Recordaba bien la historia porque su padre la repetía en cuanto encontraba un interlocutor a quien no se la hubiera contado antes: a principios del siglo, cuando la guerra anglo-española, corsarios ingleses adquirieron la costumbre de apostar sus barcos frente a la costa, en alta mar, a la espera de que salieran de puerto navíos españoles cargados de vino. Las leyes corsarias les autorizaban a abordar la nave, examinar su documentación y, si no era aliada o neutral, apresarla y llevarla a un puerto inglés con el fin de vender su carga. La tripulación del barco corsario tenía derecho a una parte del precio obtenido.

Eran tan perseverantes y codiciosos los ingleses en la espera, que era raro el barco que llegaba incólume a su puerto de destino, por lo que el quebranto económico de los bodegueros era ya gravísimo. Fue el abuelo del conde –de origen humilde, pero que hizo tan gran fortuna que el entonces conde de Henestrosa no tuvo reparo en casar a su primogénito con la hija de aquel advenedizo– a quien se le ocurrió la idea de matricular en un país neutral los barcos españoles que cargaban sus vinos. Pensó que debía ser uno del norte de Europa, eligiendo al final Suecia por tratarse de la mayor potencia naval de la zona.

Su idea fue un éxito. Tan pronto era abordado uno de aquellos barcos españoles, aunque de bandera sueca, la tripulación no atendía ninguna de las órdenes que los ingleses les daban en español, simulando no entender la lengua.

Con esta estrategia se liberaron los bodegueros de un enemigo terrible y consiguieron que sus vinos llegaran con bien a los puertos de destino. Pronto imitaron la idea exportadores de otros productos, y tanto se generalizó en España la práctica, que empezó a decirse que “se hacía el sueco” aquel que simulaba no oír o entender lo que se le decía o que no se daba por aludido en cosas que obviamente le afectaban.

El conde sonrió, sintiéndose orgulloso de la inteligencia y la viveza de su abuelo.

En ese momento se oyeron unas voces y se abrió la puerta del despacho del marqués. Aparecieron varios caballeros, que hablaban con meloso acento sudamericano.

–Acompaño a estos señores a la puerta y enseguida estoy contigo –dijo el marqués, dirigiéndose al conde–.Pidió a su secretario que le sirvieran una copa de amontillado y unas almendras, y él bajó las escaleras junto con sus visitantes.

Unos minutos después volvía a su despacho.

–¿A qué se debe esta alegría de tu visita?– preguntó–.

–A rematar lo que llevamos planeando desde hace más de veinte años –contestó el conde–. Como te dije el mes pasado, creo que ha llegado el momento de que nuestros hijos se casen.

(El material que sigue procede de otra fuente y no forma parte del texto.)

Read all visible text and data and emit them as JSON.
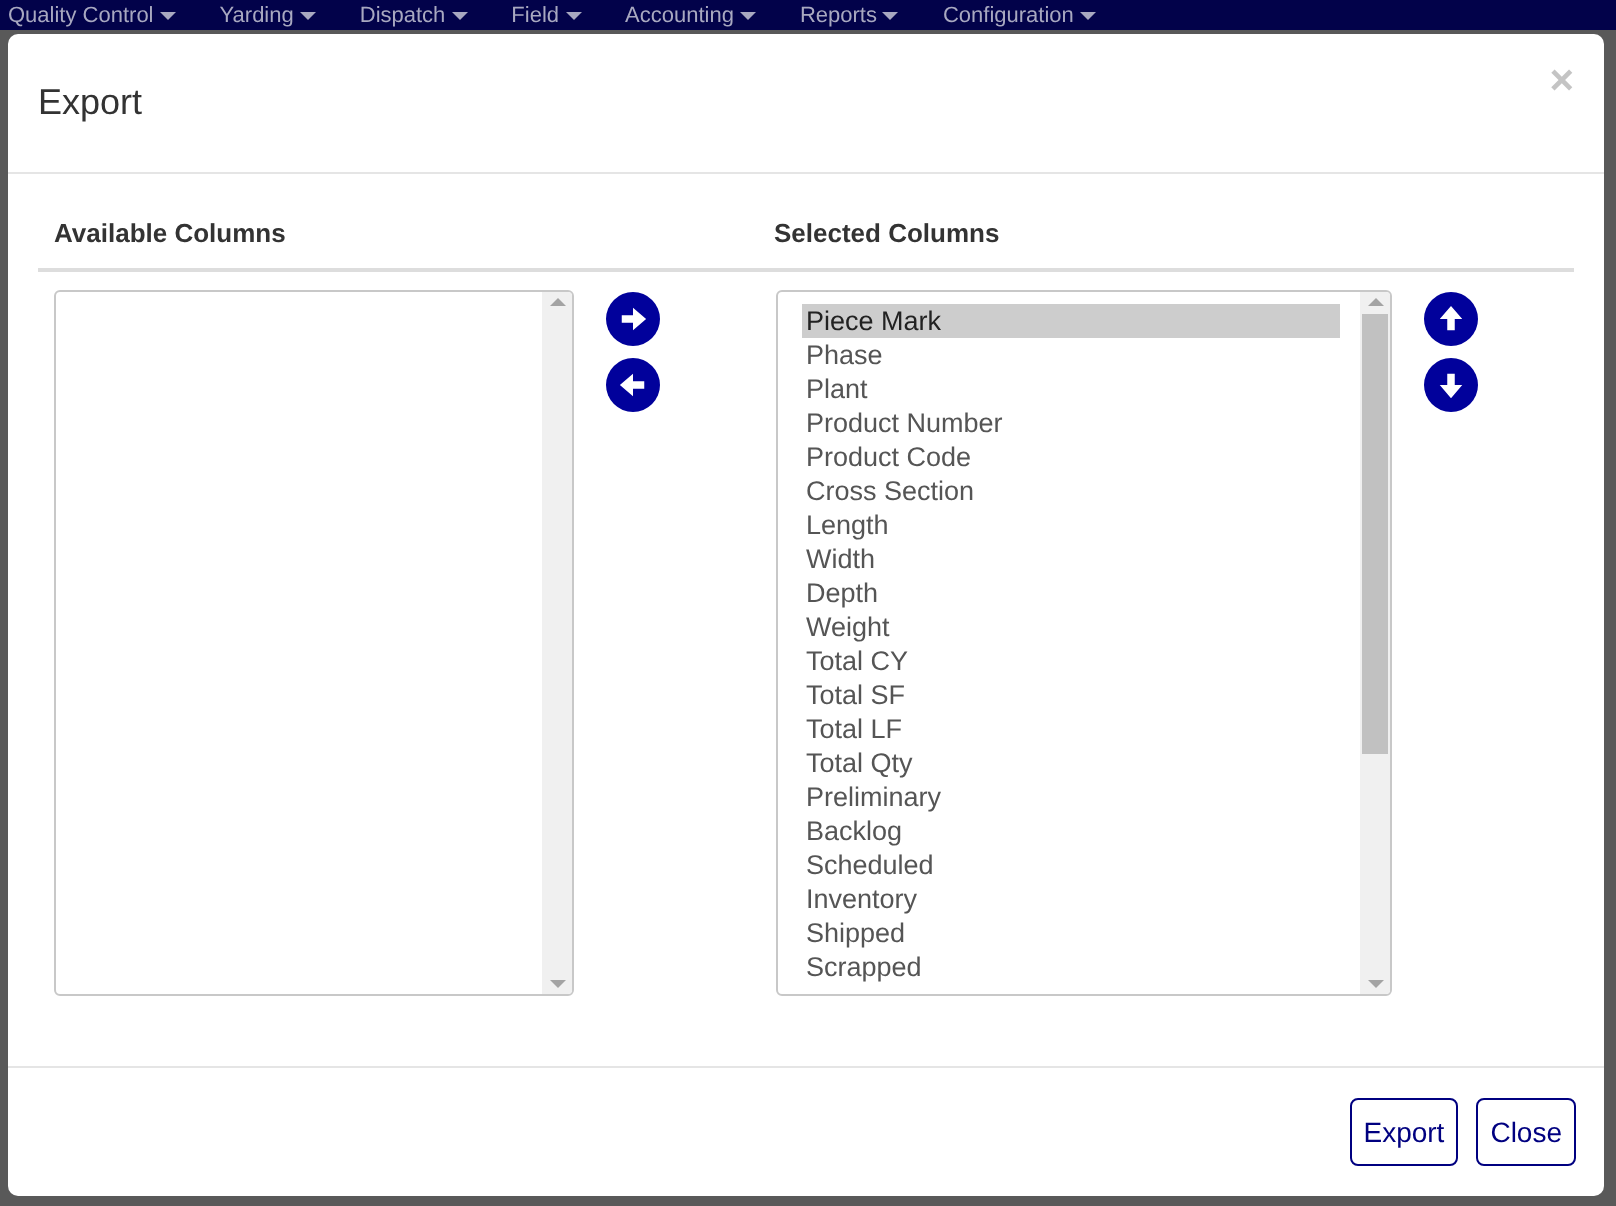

El marqués se acercó a la ventana y dirigió su mirada a la calle, en ese momento vacía. Era consciente de que el compromiso ciertamente existía desde el nacimiento de su hija, pero cuando lo contrajo podía imaginar que el hijo de aquel que todo el mundo conocía como ‘El Caribe’ tendría sus mismos prontos y fuera, como él, un bebedor empedernido, pero lo que nunca se le pasó por la cabeza, conociendo la inteligencia viva del padre, es que fuera un completo botarate. Corría además el chisme de que llevaba una vida licenciosa, que –por miedo al poder del padre– nadie se atrevía, no ya a denunciar, sino incluso a criticar públicamente.

–No sé. Yo veo a Mencía todavía muy joven para casarse –contestó–.

–Tonterías. Con la edad de tu hija ya había nacido José. Y eso que mi mujer tuvo dos abortos antes de su parto.